Uno sguardo e poi altro
Di Martino Ciano
La incontrai una notte, camminando lungo una strada stretta, costeggiata da alberi d’ulivo e da piante di rosmarino. Era sorridente. Era una bambina. Un vestito bianco e blu marino. Capelli di paglia, trecce di vimini. Viso luminoso. Pelle smaltata. Giocava con una palla color turchese. La faceva rimbalzare su una lapide di marmo. Si ergeva dal terreno come se fosse una porta che né apre né chiude una stanza.
Tu giochi, io ti guardo.
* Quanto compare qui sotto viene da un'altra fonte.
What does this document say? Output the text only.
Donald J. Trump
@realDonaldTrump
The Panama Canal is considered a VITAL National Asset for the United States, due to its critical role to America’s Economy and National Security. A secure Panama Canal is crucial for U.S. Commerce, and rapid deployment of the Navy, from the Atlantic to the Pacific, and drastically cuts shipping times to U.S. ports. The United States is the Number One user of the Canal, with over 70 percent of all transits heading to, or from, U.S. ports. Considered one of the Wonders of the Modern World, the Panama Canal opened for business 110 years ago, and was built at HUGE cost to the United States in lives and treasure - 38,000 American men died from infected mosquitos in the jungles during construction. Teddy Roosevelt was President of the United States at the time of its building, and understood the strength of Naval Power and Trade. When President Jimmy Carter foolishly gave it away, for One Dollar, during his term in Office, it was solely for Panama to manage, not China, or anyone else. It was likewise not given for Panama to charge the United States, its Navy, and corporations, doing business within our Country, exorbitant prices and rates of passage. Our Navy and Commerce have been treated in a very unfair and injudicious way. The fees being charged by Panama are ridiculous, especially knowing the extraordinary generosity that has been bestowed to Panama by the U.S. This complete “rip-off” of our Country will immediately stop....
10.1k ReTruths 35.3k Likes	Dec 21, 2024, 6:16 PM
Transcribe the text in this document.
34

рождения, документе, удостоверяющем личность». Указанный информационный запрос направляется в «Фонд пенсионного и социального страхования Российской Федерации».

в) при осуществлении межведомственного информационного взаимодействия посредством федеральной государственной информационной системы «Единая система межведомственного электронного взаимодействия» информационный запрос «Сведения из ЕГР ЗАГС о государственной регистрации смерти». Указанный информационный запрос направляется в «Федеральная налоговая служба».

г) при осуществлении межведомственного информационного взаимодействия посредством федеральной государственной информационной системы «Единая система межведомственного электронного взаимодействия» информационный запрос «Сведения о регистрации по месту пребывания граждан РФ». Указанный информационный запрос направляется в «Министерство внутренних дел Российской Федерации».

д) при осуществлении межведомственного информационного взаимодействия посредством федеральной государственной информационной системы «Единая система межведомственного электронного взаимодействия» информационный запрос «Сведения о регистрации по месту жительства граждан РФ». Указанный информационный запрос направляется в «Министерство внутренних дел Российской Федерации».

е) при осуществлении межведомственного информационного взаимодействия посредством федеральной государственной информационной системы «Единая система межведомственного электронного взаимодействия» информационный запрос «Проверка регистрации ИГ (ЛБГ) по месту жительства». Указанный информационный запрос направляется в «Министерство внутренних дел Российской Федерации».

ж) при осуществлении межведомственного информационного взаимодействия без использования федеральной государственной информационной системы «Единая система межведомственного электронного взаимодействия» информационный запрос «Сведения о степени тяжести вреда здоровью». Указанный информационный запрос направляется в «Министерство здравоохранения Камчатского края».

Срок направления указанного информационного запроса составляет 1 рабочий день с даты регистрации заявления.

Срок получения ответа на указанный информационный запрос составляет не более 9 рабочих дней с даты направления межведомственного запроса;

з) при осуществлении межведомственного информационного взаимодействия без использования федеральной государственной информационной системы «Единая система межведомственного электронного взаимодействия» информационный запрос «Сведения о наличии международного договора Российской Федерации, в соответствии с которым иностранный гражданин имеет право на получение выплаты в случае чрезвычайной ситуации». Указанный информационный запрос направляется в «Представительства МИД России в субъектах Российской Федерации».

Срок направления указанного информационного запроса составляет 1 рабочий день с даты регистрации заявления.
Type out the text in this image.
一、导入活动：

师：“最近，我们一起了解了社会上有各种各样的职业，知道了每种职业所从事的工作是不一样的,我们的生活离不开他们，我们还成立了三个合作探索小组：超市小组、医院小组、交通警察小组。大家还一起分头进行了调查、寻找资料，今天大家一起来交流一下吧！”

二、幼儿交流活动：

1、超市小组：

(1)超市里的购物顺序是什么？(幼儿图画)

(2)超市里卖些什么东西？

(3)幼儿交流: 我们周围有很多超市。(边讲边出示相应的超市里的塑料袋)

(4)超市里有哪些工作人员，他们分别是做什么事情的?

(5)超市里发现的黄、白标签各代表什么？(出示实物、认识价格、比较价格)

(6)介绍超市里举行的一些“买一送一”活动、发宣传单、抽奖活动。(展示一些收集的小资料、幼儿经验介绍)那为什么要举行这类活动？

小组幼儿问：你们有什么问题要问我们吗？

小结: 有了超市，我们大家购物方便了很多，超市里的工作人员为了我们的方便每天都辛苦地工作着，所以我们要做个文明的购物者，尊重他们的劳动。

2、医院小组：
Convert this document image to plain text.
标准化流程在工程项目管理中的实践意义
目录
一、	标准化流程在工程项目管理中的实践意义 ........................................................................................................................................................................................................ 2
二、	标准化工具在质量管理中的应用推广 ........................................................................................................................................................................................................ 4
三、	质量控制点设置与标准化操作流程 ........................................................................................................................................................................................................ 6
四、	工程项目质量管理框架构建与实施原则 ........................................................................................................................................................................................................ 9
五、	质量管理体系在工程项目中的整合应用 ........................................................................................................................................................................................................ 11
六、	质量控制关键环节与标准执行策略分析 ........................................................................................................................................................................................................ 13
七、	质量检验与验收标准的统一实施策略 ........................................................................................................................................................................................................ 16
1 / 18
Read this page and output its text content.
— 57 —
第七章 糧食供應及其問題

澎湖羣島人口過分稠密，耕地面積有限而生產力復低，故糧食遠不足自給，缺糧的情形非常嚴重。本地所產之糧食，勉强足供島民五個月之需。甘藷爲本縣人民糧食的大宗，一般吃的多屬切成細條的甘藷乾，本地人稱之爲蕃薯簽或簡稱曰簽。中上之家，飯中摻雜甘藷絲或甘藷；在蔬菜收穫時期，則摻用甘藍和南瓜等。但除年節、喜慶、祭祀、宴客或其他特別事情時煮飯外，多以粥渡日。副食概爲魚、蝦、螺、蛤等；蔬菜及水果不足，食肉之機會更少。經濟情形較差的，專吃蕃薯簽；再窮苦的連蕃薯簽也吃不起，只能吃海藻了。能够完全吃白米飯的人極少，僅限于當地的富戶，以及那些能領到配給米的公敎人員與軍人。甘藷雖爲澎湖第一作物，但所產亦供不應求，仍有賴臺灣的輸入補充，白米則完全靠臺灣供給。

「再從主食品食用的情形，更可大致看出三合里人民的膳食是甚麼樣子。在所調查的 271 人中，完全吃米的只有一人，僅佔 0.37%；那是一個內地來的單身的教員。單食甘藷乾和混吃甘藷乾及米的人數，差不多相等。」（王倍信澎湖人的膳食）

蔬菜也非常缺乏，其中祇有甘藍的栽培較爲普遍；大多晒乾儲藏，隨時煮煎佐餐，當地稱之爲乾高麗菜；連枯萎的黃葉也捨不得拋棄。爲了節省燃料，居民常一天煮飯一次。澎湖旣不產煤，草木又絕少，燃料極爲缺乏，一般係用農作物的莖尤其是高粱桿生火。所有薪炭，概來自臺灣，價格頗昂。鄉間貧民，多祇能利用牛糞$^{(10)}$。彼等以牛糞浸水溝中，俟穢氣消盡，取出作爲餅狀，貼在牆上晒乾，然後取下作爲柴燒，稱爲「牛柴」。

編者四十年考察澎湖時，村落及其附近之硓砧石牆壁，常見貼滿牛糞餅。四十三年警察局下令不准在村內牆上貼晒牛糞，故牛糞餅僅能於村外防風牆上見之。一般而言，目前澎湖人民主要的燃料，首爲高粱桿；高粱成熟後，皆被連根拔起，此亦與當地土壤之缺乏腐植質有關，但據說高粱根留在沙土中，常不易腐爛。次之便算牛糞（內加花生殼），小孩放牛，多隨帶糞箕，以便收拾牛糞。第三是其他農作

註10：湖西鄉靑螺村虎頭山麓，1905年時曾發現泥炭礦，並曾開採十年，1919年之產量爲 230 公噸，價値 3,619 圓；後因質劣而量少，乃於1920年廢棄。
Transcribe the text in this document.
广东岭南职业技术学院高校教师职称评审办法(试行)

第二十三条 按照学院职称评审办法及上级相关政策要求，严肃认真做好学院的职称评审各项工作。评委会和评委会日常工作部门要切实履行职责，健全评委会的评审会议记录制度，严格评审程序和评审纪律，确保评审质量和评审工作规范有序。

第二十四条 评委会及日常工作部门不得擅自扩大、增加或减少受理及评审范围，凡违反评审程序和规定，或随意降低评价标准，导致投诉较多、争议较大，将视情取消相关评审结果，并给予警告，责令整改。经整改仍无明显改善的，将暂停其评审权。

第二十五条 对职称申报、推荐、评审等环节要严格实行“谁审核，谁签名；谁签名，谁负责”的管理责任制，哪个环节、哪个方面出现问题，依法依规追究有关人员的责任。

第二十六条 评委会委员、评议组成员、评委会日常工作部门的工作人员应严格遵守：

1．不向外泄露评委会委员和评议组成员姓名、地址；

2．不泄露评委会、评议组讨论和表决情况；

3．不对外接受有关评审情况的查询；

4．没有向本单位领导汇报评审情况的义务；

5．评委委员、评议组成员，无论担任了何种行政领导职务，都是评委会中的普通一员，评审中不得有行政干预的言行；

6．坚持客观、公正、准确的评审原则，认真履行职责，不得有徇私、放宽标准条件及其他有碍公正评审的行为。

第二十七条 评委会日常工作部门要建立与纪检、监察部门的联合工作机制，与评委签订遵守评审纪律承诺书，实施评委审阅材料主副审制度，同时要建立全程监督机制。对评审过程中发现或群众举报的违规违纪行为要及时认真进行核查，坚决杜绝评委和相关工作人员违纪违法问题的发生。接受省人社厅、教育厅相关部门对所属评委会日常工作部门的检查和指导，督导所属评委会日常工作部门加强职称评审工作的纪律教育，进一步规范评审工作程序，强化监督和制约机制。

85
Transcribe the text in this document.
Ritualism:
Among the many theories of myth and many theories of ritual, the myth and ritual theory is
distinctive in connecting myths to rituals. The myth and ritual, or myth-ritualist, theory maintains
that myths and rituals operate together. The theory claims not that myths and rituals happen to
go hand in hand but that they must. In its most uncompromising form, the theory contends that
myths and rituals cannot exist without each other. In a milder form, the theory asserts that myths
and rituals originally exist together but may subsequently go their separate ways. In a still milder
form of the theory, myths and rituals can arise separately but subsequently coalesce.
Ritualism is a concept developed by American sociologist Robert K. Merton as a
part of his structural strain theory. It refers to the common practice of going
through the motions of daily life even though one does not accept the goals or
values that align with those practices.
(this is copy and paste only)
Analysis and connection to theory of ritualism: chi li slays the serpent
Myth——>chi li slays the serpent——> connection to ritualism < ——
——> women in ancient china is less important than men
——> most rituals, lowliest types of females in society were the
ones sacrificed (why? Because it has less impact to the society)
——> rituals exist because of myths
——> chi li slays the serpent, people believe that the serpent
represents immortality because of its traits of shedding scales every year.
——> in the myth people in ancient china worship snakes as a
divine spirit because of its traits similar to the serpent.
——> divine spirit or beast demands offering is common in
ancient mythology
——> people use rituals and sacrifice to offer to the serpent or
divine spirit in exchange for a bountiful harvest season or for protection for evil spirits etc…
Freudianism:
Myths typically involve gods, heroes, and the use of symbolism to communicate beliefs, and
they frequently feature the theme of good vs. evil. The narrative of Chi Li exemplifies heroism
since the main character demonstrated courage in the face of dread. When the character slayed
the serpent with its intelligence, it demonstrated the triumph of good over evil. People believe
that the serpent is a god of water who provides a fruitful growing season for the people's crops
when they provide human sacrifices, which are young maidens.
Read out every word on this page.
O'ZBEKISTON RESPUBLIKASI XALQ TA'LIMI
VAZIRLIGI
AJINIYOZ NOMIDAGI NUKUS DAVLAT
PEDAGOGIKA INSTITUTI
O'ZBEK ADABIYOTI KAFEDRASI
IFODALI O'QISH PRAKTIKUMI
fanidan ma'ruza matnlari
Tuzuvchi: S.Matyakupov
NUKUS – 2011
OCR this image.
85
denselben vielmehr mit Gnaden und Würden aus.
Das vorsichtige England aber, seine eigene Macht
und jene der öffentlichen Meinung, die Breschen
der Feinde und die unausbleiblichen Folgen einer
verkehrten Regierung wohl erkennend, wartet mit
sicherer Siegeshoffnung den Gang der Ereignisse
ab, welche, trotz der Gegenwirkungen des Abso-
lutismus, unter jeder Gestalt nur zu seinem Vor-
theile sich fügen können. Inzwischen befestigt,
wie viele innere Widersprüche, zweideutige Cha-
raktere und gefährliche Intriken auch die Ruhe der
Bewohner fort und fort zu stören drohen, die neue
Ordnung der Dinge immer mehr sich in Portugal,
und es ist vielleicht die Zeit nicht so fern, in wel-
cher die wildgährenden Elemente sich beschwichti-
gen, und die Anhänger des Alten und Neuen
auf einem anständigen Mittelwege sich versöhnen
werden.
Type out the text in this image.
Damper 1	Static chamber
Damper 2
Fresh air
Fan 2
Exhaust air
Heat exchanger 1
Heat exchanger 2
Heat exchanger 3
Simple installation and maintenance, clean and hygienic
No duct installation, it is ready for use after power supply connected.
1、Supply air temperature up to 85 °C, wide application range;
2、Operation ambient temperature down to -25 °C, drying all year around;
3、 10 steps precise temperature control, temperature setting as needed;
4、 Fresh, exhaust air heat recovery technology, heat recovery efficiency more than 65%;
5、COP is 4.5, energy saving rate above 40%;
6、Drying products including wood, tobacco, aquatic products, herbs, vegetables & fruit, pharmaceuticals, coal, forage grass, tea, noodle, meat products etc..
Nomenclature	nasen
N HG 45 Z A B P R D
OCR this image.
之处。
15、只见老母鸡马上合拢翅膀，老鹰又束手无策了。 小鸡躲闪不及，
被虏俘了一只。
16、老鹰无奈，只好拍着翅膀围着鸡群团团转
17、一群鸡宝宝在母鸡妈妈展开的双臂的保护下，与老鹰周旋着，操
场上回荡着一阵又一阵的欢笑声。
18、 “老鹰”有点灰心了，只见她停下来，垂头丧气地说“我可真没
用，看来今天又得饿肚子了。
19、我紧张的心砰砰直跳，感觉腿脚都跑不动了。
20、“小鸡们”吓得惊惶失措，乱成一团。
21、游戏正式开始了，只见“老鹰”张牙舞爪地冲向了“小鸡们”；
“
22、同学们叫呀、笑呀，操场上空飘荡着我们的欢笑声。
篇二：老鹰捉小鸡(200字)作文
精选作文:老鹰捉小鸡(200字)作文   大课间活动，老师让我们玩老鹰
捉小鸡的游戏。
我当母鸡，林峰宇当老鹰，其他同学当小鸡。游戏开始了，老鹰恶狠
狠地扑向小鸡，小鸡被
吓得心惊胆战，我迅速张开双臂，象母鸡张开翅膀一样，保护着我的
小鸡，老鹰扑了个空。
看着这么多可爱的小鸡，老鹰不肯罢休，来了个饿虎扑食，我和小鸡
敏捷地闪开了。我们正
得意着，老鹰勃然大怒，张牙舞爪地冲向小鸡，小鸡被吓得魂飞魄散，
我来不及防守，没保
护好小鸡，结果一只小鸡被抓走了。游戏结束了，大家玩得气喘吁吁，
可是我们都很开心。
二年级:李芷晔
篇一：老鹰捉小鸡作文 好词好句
Innocente il tuo sguardo, anche se non hai gli occhi. Orbite vuote inseguono i miei passi, la traiettoria della palla, l’oscurità che cammina pur sembrando immobile. Il mio respiro non spezza le tue risate. Tutto ti scorre vicino, sotto i piedi e sopra la testa, io riesco solo ad accendere una sigaretta. Continuo a osservare, a non capire, a non rispondere alle domande che mi faccio.
Che sia stato un sogno o un’allucinazione? Forse eri l’essenza dell’innocenza perduta, quella del tempo in cui lo sguardo non ha occhi per giudicare, né iridi per accogliere i traumi, ché loro s’imprimono come graffi… mie cicatrici oculari, venite che l’innocenza è morta e io finalmente ho occhi con cui guardare… e tu hai continuato a giocare mia bimba senza occhi, mia prematura disperazione. La palla rimbalzava, appariva annoiata durante la sua traiettoria… ché se non la lanciassi tu, bambina, resterebbe ferma, immobile, sospesa, nell’oscurità. Ma guarda che la Terra sta così nell’Universo, come una sfera turchese immersa in un mare nero.
E poi mi hai salutato. Hai alzato la tua mano di porcellana. Hai portato con te la palla. Ti sei sdraiata sulla terra, ti sei dissolta.
Non vedo più. Forse, ho visto tutto.